I assume that “200” is just a random number, one that you put forth simply in order to mean “a great number”. (Why would you assume I don’t already have 200?)
Anyway, there are many ways of dealing with the sequential order of palaces when you’re using more than one to recall one connected chunk, or interconnected chunks, of information. Let’s say you use more than one in order to memorize a 1000-line poem. In that case, there are an infinite number of ways to recall the proper sequence of palaces without any overlap. You can place the palaces along a street going in a specific direction, in which case you can see the order right away. Or, if you’re running away from the Adjustment Bureau, you can rush out the back door of each palace and enter the next one. Maybe there’s a giant neon sign over the door, flashing the announcement telling you which is next.
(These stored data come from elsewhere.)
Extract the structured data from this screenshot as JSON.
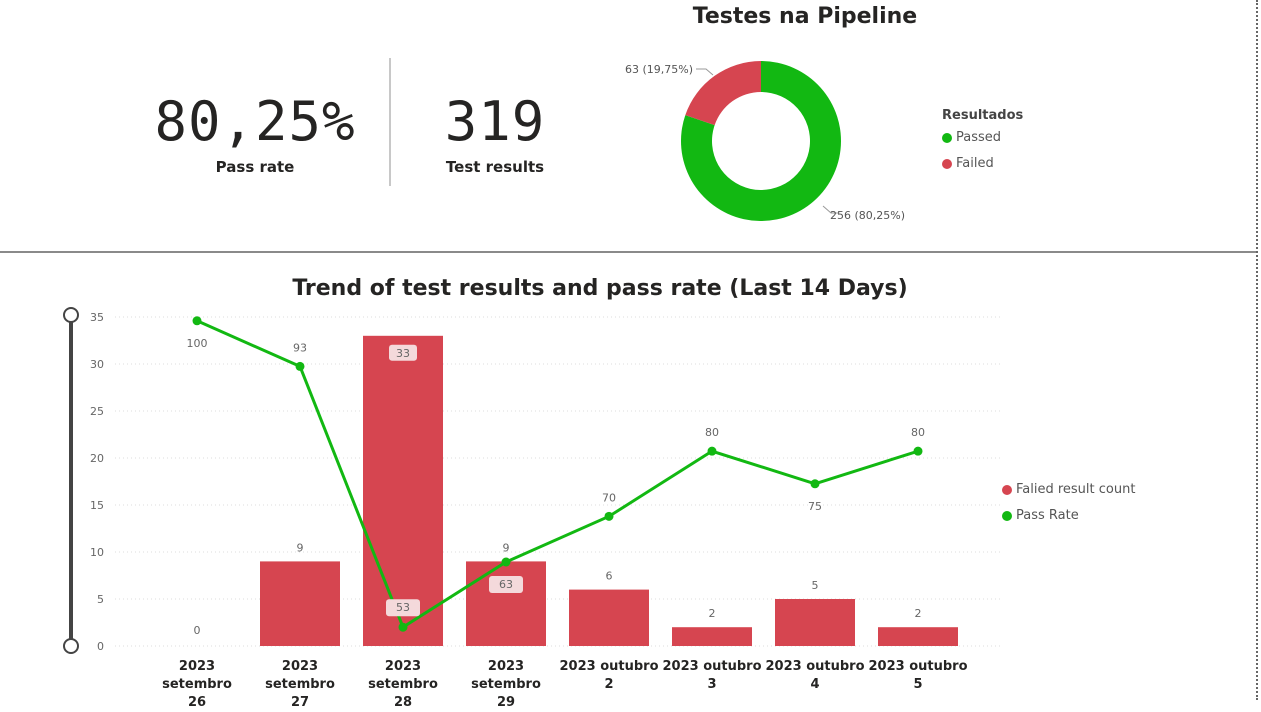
{
  "kpis": {
    "pass_rate_value": "80,25%",
    "pass_rate_label": "Pass rate",
    "test_results_value": "319",
    "test_results_label": "Test results"
  },
  "colors": {
    "passed": "#12b812",
    "failed": "#d64550",
    "text": "#252423"
  },
  "chart_data": [
    {
      "type": "pie",
      "title": "Testes na Pipeline",
      "legend_title": "Resultados",
      "legend_position": "right",
      "categories": [
        "Passed",
        "Failed"
      ],
      "values": [
        256,
        63
      ],
      "data_labels": [
        "256 (80,25%)",
        "63 (19,75%)"
      ]
    },
    {
      "type": "bar",
      "title": "Trend of test results and pass rate (Last 14 Days)",
      "legend_position": "right",
      "categories": [
        [
          "2023 setembro",
          "26"
        ],
        [
          "2023 setembro",
          "27"
        ],
        [
          "2023 setembro",
          "28"
        ],
        [
          "2023 setembro",
          "29"
        ],
        [
          "2023 outubro",
          "2"
        ],
        [
          "2023 outubro",
          "3"
        ],
        [
          "2023 outubro",
          "4"
        ],
        [
          "2023 outubro",
          "5"
        ]
      ],
      "ylim": [
        0,
        35
      ],
      "yticks": [
        "0",
        "5",
        "10",
        "15",
        "20",
        "25",
        "30",
        "35"
      ],
      "grid": true,
      "series": [
        {
          "name": "Falied result count",
          "type": "bar",
          "values": [
            0,
            9,
            33,
            9,
            6,
            2,
            5,
            2
          ]
        },
        {
          "name": "Pass Rate",
          "type": "line",
          "values": [
            100,
            93,
            53,
            63,
            70,
            80,
            75,
            80
          ]
        }
      ]
    }
  ]
}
Let’s face it, “overlap” isn’t necessary in order to recall extremely large chunks of information. (I don’t recall Dominic O’Brien using overlap.) On the other hand, I can hardly say that it can’t be done that way. If Gavino can use overlap successfully, then I’m glad it works.
My criticism was only about using someplace (in this case the garden) and stocking it with images in order to bring you to a memory palace that you can easily get to without having recourse to the images in that garden. I mean, do you really need a garden (or room) to remind you who your friends are? You already know who they are, therefore the palaces of their homes are instantly available to you.
Personally, I’m not interested in the philosophy of any memory system, only in the nuts and bolts of it. That’s my objection to those books that include charts, graphs, excerpts from lab studies, analysis after analysis of how the brain “really” works.
My use of the word “valuable” was meant only to signify the loci that, in my opinion, should be used for storing/placing images that directly recall the information, not used for storing/placing images that merely send you to another palace, which you can create independently. A palace to send you to (or remind you of) other palaces? It seems to defeat the purpose, which to me means to simplify.
You see, it’s never a big deal to create a palace with a thousand loci. We can all do that. But look: suppose you have a palace with 1000 rooms and each room has 1000 loci; you’ll end up with one million palaces. OK. But why not simply create one million palaces independently, without having to go through the intermediate step of making a palace to go to a palace or palaces? Don’t forget, all palaces have unique characteristics. No two are identical. Walk through enough houses, offices, buildings, churches, supermarkets, malls, etc., and you’ll end up accumulating all the palaces you could ever need, all without having to create one to get to them. Do the same for the journey method. Walk, observe, look around, see possibilities.
The only question you’ll have to ask yourself is: Would a palace or a journey be better for the memory task I’ve set for myself?
As far as movies are concerned, I have to admit that I don’t always walk inside the scene. Sometimes I imagine myself to be the only one in dark theater and, being able to see a particular scene very clearly (and therefore the loci), I can then populate that scene with my various images.